The full structure of RFC4106 is the following:

- the key to be set is always 4 bytes larger than required for the respective 
AES operation (i.e. the key is 20, 28 or 36 bytes respectively). The key value 
contains the following information: key || first 4 bytes of the IV (note, the 
first 4 bytes of the IV are the bytes derived from the KDF invoked by IKE - 
i.e. they come from user space and are fixed)

- data block contains AAD || trailing 8 bytes of IV || plaintext or ciphertext 
- the trailing 8 bytes of the IV are the SPI which is updated for each new  
IPSec package

aead_request_set_ad points to the AAD plus the 8 bytes of IV in the use case 
of rfc4106(gcm(aes)) as part of IPSec.

Considering your question about the aead_request_set_ad vs 
aead_request_set_crypt I think the RFC4106 gives the answer: the IV is used in 
two locations considering that the IV is also the SPI in our case. If you see 
RFC 4106 chapter 3 you see the trailing 8 bytes of the IV as, well, the GCM IV 
(which is extended by the 4 byte salt as defined in chapter 4 that we provide 
with the trailing 4 bytes of the key).

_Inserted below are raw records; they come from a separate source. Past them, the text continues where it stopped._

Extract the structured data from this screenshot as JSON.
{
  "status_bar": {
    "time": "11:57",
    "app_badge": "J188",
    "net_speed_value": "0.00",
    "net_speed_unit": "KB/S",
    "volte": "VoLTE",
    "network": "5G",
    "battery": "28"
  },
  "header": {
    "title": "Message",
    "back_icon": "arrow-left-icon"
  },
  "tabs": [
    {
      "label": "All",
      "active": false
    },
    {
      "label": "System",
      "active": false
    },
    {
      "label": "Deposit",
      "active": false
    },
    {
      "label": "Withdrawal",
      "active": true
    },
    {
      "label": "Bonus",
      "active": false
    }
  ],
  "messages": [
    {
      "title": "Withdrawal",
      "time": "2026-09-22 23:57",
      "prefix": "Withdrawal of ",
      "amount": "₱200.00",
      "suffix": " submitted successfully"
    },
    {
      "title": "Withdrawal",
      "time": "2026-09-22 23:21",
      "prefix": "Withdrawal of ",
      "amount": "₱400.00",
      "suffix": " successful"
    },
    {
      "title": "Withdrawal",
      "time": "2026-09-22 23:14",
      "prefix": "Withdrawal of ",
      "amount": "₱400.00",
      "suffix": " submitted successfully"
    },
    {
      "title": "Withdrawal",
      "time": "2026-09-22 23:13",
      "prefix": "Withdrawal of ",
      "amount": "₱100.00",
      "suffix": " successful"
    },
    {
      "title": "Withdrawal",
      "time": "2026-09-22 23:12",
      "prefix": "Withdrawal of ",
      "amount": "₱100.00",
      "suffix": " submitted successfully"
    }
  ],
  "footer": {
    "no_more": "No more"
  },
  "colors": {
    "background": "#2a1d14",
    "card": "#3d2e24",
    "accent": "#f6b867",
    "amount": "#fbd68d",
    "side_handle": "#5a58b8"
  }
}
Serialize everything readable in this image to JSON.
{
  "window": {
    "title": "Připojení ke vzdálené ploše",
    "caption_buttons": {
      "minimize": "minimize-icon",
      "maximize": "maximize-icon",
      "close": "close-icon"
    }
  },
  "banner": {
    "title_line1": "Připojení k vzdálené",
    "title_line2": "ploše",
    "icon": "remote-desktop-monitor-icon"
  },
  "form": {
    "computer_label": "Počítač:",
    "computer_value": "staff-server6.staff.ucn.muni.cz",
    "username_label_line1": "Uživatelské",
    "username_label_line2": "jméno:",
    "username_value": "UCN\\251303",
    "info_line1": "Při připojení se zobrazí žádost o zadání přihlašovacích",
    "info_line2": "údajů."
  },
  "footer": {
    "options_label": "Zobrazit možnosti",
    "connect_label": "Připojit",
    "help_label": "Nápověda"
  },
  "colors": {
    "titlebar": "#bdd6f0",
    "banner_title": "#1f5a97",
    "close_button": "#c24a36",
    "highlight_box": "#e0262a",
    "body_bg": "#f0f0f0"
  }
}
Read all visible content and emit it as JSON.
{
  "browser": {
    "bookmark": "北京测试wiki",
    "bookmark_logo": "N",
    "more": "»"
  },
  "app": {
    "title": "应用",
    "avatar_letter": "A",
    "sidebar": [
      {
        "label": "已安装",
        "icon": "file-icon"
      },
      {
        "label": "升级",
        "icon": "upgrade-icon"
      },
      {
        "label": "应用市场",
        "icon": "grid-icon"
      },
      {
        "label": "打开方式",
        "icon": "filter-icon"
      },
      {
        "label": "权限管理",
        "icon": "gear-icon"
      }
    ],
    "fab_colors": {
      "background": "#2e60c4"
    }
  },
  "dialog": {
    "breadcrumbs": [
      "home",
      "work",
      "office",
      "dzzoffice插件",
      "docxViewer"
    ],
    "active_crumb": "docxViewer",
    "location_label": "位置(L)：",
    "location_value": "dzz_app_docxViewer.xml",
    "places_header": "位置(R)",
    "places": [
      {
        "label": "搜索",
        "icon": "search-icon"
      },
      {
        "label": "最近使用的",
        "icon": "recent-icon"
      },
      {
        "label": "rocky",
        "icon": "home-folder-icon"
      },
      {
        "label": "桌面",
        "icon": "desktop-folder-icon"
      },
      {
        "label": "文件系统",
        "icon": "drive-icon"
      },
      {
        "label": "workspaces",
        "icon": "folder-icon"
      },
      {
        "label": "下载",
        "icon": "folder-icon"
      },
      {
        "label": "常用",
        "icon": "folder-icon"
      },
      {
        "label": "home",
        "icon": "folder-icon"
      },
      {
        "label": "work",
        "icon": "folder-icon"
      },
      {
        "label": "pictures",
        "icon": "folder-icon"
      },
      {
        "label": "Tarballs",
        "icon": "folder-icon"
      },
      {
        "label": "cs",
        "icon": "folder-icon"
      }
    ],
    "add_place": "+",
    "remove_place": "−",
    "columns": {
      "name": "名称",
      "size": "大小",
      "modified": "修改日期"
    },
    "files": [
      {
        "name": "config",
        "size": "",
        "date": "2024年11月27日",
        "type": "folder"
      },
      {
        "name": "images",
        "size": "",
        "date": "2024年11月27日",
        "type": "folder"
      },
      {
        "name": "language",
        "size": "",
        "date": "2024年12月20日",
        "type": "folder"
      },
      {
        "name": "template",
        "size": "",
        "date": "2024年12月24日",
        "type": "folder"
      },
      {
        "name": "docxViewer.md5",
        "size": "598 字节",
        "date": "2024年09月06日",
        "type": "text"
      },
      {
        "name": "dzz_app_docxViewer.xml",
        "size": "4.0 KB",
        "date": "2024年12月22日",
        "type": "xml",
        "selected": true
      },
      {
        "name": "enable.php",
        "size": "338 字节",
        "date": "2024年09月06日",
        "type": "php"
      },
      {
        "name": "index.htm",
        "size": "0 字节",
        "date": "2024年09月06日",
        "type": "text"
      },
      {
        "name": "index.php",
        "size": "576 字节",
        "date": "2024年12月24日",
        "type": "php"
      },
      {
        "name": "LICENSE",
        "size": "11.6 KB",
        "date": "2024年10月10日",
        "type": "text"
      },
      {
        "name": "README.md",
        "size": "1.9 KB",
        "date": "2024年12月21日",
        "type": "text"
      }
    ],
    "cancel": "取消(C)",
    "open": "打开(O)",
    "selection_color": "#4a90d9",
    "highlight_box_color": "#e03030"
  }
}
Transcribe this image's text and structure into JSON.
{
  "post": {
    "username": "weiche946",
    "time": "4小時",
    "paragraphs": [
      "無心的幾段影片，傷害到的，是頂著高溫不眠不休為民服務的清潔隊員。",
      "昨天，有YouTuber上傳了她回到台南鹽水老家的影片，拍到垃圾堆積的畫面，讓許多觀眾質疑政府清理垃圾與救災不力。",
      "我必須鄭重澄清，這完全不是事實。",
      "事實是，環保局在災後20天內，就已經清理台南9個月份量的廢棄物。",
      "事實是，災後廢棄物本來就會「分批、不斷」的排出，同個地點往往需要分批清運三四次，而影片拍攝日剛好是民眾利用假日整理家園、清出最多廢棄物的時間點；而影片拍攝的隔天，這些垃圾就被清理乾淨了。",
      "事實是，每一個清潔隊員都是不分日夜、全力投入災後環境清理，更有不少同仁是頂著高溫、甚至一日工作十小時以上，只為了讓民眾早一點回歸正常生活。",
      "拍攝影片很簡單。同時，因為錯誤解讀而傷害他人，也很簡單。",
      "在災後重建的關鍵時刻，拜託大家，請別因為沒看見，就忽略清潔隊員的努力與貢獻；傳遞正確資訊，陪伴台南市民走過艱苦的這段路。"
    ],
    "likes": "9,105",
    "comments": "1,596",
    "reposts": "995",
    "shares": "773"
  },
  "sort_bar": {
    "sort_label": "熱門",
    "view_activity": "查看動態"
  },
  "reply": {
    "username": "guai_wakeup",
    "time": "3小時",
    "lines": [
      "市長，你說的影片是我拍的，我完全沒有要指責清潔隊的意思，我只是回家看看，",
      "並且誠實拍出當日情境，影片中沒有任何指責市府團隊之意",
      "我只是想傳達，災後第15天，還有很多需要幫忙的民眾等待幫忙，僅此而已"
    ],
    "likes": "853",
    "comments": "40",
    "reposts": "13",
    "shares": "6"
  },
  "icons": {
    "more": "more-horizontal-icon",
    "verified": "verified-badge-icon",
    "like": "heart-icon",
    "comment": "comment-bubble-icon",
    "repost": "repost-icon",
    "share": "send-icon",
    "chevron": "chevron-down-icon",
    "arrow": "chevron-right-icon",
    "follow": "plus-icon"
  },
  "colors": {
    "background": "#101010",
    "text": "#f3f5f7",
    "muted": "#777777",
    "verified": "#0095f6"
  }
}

The kernel uses the SPI for this. In 
chapter 5 RFC4106 you see that the SP is however used as part of the AAD as 
well.

Bottom line: if you do not set the same IV value for both, the AAD and the GCM 
IV, you deviate from the use case of rfc4106(gcm(aes)) in IPSec. Yet, from a 
pure mathematical point of view and also from a cipher implementation point of 
view, it does not matter whether the AAD and the IV point to the same value - 
the implementation must always process that data. The result however will not 
be identical to the IPSec use case.

Some code to illustrate it - this code is from my CAVS test harness used to 
perform the crypto testing for FIPS 140-2:


Preparation of the key:

        /*
         * RFC4106 special handling: append the first 4 bytes of the IV to
         * the key. If IV is NULL, append NULL string (i.e. the fixed field is
         * zero in case of internal IV generation). The first 4 bytes of
         * the IV must be removed from the IV string.
         */
        if (strcasestr(ciphername, "rfc4106")) {
                struct buffer rfc;

                memset(&rfc, 0, sizeof(struct buffer));
                if (alloc_buf(data->key.len + 4, &rfc))
                        goto out;

                /* copy the key into buffer */
                memcpy(rfc.buf, data->key.buf, data->key.len);
                if (data->iv.len >= 4) {
                        uint32_t i = 0;

                        /* Copy first four bytes of the IV into key */
                        memcpy(rfc.buf + data->key.len, data->iv.buf, 4);

                        /* move remaining bytes to the front to be used as IV 
*/
                        for (i = 0; i < (data->iv.len - 4); i++)
                                data->iv.buf[i] = data->iv.buf[(i + 4)];
                        data->iv.len -= 4;
                }


Preparation of the SGL - the IV here is the trailing 8 bytes after the 
operation above:

        if (aead_assoc->len) {
                if (rfc4106) {
                        sg_init_table(sg, 3);
                        sg_set_buf(&sg[0], aead_assoc->data, aead_assoc->len);
                        sg_set_buf(&sg[1], iv->data, iv->len);
                        sg_set_buf(&sg[2], data->data, data->len +
                                (kccavs_test->type & TYPE_ENC ? authsize : 
0));
                } else {
                        sg_init_table(sg, 2);
                        sg_set_buf(&sg[0], aead_assoc->data, aead_assoc->len);
                        sg_set_buf(&sg[1], data->data, data->len +
                                (kccavs_test->type & TYPE_ENC ? authsize : 
0));
                }
        } else {
                if (rfc4106) {
                        sg_init_table(sg, 2);
                        sg_set_buf(&sg[0], iv->data, iv->len);
                        sg_set_buf(&sg[1], data->data, data->len +
                                (kccavs_test->type & TYPE_ENC ? authsize : 
0));
                } else {
                        sg_init_table(sg, 1);
                        sg_set_buf(&sg[0], data->data, data->len +
                                (kccavs_test->type & TYPE_ENC ? authsize : 
0));
                }
        }


Informing the kernel crypto API about the AAD size:

        if (rfc4106)
                aead_request_set_ad(req, aead_assoc->len + iv->len);
        else
                aead_request_set_ad(req, aead_assoc->len);


Set the buffers:

	aead_request_set_crypt(req, sg, sg, data->len, iv->data);

Ciao
Stephan